À quand "L'Union des étudiants athées de France", "Le Conseil Français des athées", une fête chômée de l'Athéisme affirmant l'existence de ces combattants de la Libre Pensée et célébrant leurs valeurs de fraternité universelle ? À quand une émission télévisée hebdomadaire sur la libre pensée et l'athéisme, où nous aurions l'occasion de nous exprimer aussi sur notre vision de l'Homme et du monde, et qui passerait bien sûr le dimanche matin ? Évidemment, la chose est complexe car notre athéisme ne fait pas pour autant de nous des êtres homogènes par la pensée : chez nous aussi, il existe différents courants. Le but n'est donc pas de créer une communauté mais de donner la parole à ceux que l'on n'a pas l'habitude d'entendre et d'équilibrer ainsi le débat public.

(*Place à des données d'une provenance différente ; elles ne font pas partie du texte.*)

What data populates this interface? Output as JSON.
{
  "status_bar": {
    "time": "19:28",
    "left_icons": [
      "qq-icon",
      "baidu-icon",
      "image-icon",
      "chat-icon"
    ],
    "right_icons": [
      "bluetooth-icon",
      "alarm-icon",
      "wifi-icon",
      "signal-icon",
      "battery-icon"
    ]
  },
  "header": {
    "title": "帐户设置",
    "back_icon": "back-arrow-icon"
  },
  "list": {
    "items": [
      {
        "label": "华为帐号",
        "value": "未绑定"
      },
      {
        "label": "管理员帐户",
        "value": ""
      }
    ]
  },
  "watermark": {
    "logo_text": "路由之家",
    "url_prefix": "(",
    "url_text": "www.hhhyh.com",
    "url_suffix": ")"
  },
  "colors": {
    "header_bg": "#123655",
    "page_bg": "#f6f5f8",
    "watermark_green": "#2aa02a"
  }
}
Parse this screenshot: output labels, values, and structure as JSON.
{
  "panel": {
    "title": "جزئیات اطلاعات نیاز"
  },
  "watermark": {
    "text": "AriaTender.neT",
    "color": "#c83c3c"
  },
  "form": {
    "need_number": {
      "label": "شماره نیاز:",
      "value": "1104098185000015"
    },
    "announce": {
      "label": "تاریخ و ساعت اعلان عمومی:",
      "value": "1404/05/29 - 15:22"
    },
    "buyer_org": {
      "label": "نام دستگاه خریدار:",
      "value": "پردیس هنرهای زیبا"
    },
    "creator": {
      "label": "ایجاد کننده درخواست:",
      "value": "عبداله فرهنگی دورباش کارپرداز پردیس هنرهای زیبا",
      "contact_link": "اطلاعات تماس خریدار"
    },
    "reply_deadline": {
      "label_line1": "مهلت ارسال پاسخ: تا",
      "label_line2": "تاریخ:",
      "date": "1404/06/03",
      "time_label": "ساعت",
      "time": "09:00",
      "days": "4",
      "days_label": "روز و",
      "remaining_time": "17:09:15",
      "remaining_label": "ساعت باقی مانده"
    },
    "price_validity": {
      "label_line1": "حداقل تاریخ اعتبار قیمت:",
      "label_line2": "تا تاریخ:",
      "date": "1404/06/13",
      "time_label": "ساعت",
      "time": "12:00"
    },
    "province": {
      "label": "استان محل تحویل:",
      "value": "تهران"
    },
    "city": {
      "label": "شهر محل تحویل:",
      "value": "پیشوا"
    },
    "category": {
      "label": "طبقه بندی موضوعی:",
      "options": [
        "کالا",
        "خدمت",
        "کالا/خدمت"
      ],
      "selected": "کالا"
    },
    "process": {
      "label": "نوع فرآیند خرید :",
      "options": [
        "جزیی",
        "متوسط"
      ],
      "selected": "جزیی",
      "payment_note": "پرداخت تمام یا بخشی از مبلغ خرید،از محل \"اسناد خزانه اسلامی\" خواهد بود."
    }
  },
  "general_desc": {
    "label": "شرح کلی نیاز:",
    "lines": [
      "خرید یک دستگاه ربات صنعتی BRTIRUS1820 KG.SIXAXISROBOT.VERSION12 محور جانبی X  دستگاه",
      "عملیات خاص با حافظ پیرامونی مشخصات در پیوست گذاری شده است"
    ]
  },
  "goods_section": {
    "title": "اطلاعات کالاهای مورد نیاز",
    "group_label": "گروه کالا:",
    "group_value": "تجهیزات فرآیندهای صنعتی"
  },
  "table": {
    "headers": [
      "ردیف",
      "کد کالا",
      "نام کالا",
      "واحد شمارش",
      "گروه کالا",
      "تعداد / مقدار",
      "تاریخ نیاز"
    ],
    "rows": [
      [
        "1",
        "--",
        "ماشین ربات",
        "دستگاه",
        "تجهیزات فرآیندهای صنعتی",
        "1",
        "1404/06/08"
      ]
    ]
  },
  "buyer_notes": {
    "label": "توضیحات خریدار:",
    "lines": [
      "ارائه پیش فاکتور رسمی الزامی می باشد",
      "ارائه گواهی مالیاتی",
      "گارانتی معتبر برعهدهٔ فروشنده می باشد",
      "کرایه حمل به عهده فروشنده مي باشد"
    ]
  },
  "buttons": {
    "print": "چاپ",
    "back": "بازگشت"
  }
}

La laïcité peut peut-être se passer des athées mais les athées ne sauraient en revanche se passer de la laïcité s'ils veulent avoir leur mot à dire ou tout simplement survivre en tant qu'apostats !
Il existe en France environ 50% de "sans religion" dont 29% d'athées convaincus. La vision de ces personnes est-elle correctement représentée alors que le blasphème redevient un délit condamnable même en France ?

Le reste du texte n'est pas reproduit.